What was once known as the “Immortal Health Elixir” by the Chinese is now an extremely popular beverage in the modern world for its unique flavors and health benefits. Kombucha is a fermented beverage made from black tea, sugar, and a symbiotic colony of bacteria and yeast (known as a “SCOBY”). The bacteria and yeast are responsible for initiating the fermentation process after the sugar is added. The fermentation causes the beverage to become carbonated, and the resulting drink contains acetic acid, B vitamins, enzymes, and probiotics. The beverage has been lauded as a functional drink with various health benefits. These numerous claims to benefits and cures do not have the evidence to support them, but that certainly isn’t stopping people from trying it themselves!

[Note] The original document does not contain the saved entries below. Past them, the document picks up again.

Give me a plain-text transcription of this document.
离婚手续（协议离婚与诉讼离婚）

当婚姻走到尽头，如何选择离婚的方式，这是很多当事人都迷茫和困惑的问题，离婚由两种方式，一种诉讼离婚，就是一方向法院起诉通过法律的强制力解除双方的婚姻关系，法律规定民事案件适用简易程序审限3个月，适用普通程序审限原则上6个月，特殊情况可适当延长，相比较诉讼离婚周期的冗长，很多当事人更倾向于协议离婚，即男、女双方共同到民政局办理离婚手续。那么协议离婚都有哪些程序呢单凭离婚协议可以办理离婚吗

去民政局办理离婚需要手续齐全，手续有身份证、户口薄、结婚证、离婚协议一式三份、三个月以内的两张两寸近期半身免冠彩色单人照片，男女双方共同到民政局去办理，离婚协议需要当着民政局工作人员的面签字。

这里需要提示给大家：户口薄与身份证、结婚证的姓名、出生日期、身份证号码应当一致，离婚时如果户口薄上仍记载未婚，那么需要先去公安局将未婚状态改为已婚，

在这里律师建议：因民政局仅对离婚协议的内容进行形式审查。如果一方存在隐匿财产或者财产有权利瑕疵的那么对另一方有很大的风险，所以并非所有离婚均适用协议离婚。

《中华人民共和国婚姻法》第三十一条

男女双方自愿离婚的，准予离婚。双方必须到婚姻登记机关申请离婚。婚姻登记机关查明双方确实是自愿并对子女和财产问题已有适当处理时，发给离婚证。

In 2010, The Alcohol and Tobacco Tax and Trade Bureau discovered that the kombucha being sold in various stores contained alcohol levels ranging from 0.5% to over 2.5% which is significantly over the bureau’s regulation that non-alcoholic beverages must contain less than 0.5% ABV. Following the pause on production, producers had to decide whether to decrease the alcohol content in their product or keep it the same and market it as an entirely new product regulated by the TTB. Some producers who kept their alcohol content the same created consciously-labeled kombucha beer brands. The most popular of which is Kombrewcha, a New York-based company that emphasizes the touted benefits of kombucha as an alternative to traditional beers.

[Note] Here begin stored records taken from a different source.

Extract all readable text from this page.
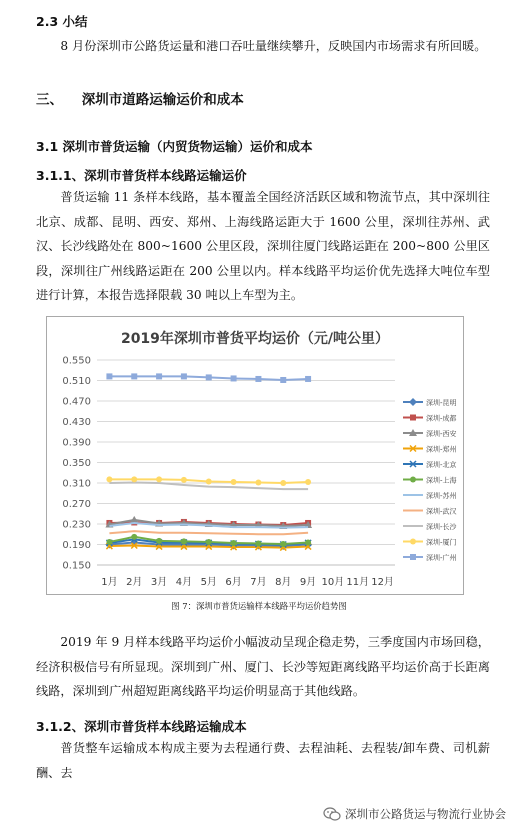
2.3 小结
8 月份深圳市公路货运量和港口吞吐量继续攀升，反映国内市场需求有所回暖。
三、    深圳市道路运输运价和成本
3.1 深圳市普货运输（内贸货物运输）运价和成本
3.1.1、深圳市普货样本线路运输运价
普货运输 11 条样本线路，基本覆盖全国经济活跃区域和物流节点，其中深圳往北京、成都、昆明、西安、郑州、上海线路运距大于 1600 公里，深圳往苏州、武汉、长沙线路处在 800~1600 公里区段，深圳往厦门线路运距在 200~800 公里区段，深圳往广州线路运距在 200 公里以内。样本线路平均运价优先选择大吨位车型进行计算，本报告选择限载 30 吨以上车型为主。
2019年深圳市普货平均运价（元/吨公里）
0.150
0.190
0.230
0.270
0.310
0.350
0.390
0.430
0.470
0.510
0.550
1月 2月 3月 4月 5月 6月 7月 8月 9月 10月 11月 12月
深圳-昆明
深圳-成都
深圳-西安
深圳-郑州
深圳-北京
深圳-上海
深圳-苏州
深圳-武汉
深圳-长沙
深圳-厦门
深圳-广州
图 7：深圳市普货运输样本线路平均运价趋势图
2019 年 9 月样本线路平均运价小幅波动呈现企稳走势，三季度国内市场回稳，经济积极信号有所显现。深圳到广州、厦门、长沙等短距离线路平均运价高于长距离线路，深圳到广州超短距离线路平均运价明显高于其他线路。
3.1.2、深圳市普货样本线路运输成本
普货整车运输成本构成主要为去程通行费、去程油耗、去程装/卸车费、司机薪酬、去
深圳市公路货运与物流行业协会
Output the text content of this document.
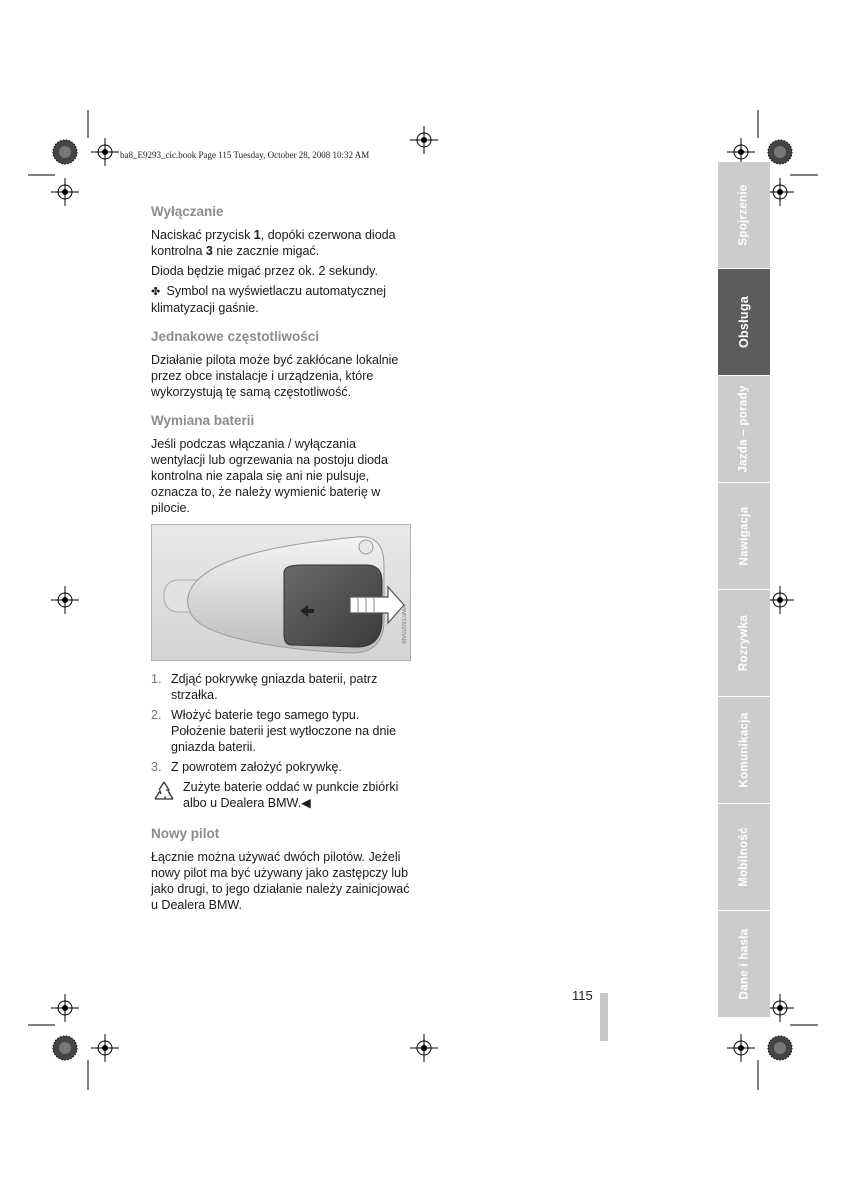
ba8_E9293_cic.book Page 115 Tuesday, October 28, 2008 10:32 AM
Wyłączanie

Naciskać przycisk 1, dopóki czerwona dioda kontrolna 3 nie zacznie migać.

Dioda będzie migać przez ok. 2 sekundy.

✤ Symbol na wyświetlaczu automatycznej klimatyzacji gaśnie.

Jednakowe częstotliwości

Działanie pilota może być zakłócane lokalnie przez obce instalacje i urządzenia, które wykorzystują tę samą częstotliwość.

Wymiana baterii

Jeśli podczas włączania / wyłączania wentylacji lub ogrzewania na postoju dioda kontrolna nie zapala się ani nie pulsuje, oznacza to, że należy wymienić baterię w pilocie.

MV02091SMA
1. Zdjąć pokrywkę gniazda baterii, patrz strzałka.
2. Włożyć baterie tego samego typu. Położenie baterii jest wytłoczone na dnie gniazda baterii.
3. Z powrotem założyć pokrywkę.
Zużyte baterie oddać w punkcie zbiórki albo u Dealera BMW.◀
Nowy pilot

Łącznie można używać dwóch pilotów. Jeżeli nowy pilot ma być używany jako zastępczy lub jako drugi, to jego działanie należy zainicjować u Dealera BMW.

Spojrzenie
Obsługa
Jazda – porady
Nawigacja
Rozrywka
Komunikacja
Mobilność
Dane i hasła
115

The newest trend in kombucha is brewing your own at home. However, if you decide to do this yourself you’ll have to wait for weeks to have an actual beverage. Making the SCOBY (symbiotic culture of bacteria and yeast) or “mother” of the kombucha takes anywhere from 1 to 4 weeks. The first fermentation of making the actual kombucha takes 6 to 10 days, and the final step of carbonating the drink takes an additional 3 to 10 days. Once you have the SCOBY, you can continue to reuse it to make a new batch of kombucha to be ready every 9-20 days. Contamination due to improper techniques is a major concern, with extreme adverse side effects if something goes wrong. If you can’t wait on making your own (or don’t want to try), you can purchase kombucha in almost any major grocery store and health food market. Love it or hate it, the fermented tea is not going away anytime soon.